Note: As per the revised CBSE curriculum, this chapter has been removed from the syllabus for the 2020-21 academic session.
The area represents the amount of planar surface being covered by a closed geometric figure.
Area of a parallelogram
The area of a parallelogram is the product of any of its sides and the corresponding altitude.
Area of a parallelogram = b×h
Where ‘b′ is the base and ‘h′ is the corresponding altitude(Height).
Area of a triangle
Area of a triangle = (1/2)×b×h
Where “b” is the base and “h” is the corresponding altitude.
Theorems
Parallelograms on the Common Base and Between the Same Parallels
Theorem: Parallelograms that lie on the common base and between the same parallels are said to have equal in area.
Two parallelograms are said to be on the common/same base and between the same parallels if
a) They have a common side.
b) The sides parallel to the common side lie on the same straight line.

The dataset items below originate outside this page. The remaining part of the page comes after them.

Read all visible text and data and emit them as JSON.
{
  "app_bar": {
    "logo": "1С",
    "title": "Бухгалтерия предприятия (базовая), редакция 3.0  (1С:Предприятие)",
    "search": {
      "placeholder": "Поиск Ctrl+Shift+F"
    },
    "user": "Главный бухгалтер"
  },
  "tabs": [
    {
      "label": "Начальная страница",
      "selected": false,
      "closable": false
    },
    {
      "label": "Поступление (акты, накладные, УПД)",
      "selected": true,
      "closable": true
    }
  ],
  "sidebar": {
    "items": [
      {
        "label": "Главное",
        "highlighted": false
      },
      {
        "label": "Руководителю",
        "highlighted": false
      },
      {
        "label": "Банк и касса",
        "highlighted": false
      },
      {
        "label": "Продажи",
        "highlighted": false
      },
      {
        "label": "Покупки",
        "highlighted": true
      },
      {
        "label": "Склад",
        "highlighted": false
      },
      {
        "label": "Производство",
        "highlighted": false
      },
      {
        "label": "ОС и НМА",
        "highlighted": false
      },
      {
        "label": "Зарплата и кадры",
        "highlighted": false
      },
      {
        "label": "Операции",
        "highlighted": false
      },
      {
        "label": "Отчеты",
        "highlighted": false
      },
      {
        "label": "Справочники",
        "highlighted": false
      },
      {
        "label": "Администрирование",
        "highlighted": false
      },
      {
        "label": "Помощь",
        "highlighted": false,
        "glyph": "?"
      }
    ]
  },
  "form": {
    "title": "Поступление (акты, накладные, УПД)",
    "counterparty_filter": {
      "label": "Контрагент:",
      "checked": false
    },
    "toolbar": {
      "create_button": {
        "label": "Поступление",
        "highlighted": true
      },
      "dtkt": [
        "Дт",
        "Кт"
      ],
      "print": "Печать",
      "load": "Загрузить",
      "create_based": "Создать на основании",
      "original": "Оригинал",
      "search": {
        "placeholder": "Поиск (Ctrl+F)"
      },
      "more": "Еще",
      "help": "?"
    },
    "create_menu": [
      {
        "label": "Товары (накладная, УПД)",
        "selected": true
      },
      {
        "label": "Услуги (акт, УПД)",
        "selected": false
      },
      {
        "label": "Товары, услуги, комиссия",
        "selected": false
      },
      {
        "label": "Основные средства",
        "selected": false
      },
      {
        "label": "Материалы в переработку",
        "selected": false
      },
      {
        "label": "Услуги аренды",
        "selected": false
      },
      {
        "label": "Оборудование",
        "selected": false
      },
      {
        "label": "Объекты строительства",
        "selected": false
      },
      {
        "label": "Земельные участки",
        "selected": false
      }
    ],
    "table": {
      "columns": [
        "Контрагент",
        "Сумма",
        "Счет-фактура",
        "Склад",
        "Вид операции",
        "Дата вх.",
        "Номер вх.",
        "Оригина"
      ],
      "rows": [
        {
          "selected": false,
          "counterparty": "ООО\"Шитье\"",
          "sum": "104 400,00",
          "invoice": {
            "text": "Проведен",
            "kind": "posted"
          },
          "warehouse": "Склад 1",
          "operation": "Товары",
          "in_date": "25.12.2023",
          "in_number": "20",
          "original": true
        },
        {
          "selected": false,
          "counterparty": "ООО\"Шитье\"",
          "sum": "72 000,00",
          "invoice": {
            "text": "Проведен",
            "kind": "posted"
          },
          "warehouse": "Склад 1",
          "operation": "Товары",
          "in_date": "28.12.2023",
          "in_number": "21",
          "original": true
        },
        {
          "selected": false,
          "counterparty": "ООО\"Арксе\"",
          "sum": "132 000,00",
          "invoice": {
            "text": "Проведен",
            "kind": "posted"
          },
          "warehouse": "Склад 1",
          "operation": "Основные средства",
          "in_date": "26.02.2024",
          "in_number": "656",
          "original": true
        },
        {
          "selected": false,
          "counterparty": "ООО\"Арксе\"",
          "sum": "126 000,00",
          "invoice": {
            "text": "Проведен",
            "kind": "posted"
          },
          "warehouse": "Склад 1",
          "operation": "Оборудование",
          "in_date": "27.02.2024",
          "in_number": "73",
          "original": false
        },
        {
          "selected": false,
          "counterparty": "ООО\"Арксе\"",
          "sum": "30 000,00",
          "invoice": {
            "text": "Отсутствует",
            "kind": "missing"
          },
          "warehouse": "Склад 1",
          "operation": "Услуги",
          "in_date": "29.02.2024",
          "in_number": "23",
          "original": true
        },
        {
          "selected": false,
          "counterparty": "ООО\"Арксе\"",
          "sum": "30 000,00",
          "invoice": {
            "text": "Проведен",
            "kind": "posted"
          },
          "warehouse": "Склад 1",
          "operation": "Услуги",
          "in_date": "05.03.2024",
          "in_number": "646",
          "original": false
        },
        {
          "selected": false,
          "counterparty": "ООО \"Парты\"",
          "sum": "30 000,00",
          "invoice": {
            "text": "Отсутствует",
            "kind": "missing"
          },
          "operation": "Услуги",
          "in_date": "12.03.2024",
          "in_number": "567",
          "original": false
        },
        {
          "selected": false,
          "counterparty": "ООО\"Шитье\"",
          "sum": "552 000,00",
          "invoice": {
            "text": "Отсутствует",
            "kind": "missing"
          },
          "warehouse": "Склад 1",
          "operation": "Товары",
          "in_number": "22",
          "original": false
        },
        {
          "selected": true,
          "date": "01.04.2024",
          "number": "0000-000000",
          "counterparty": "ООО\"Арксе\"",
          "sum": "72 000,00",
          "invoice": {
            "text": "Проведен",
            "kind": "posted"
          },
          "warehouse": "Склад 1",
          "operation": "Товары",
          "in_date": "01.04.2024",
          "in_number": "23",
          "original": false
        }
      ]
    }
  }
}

Triangles on the Common Base and Between the Same Parallels
Theorem: Triangles that lie on the same or the common base and also between the same parallels are said to have an equal area.
Here, ar(ΔABC)=ar(ΔABD)
Two triangles are said to be on the common base and between the same parallels if
a) They have a common side.
b) The vertices opposite the common side lie on a straight line parallel to the common side.
Two Triangles Having the Common Base & Equal Areas
If two triangles have equal bases and are equal in area, then their corresponding altitudes are equal.
A Parallelogram and a Triangle Between the Same parallels
Theorem: If a triangle and a parallelogram are on the common base and between the same parallels, then the area of the triangle is equal to half the area of the parallelogram.
A triangle and a parallelogram are said to be on the same base and between the same parallels if
a) They have a common side.
b) The vertices opposite the common side lie on a straight line parallel to the common side.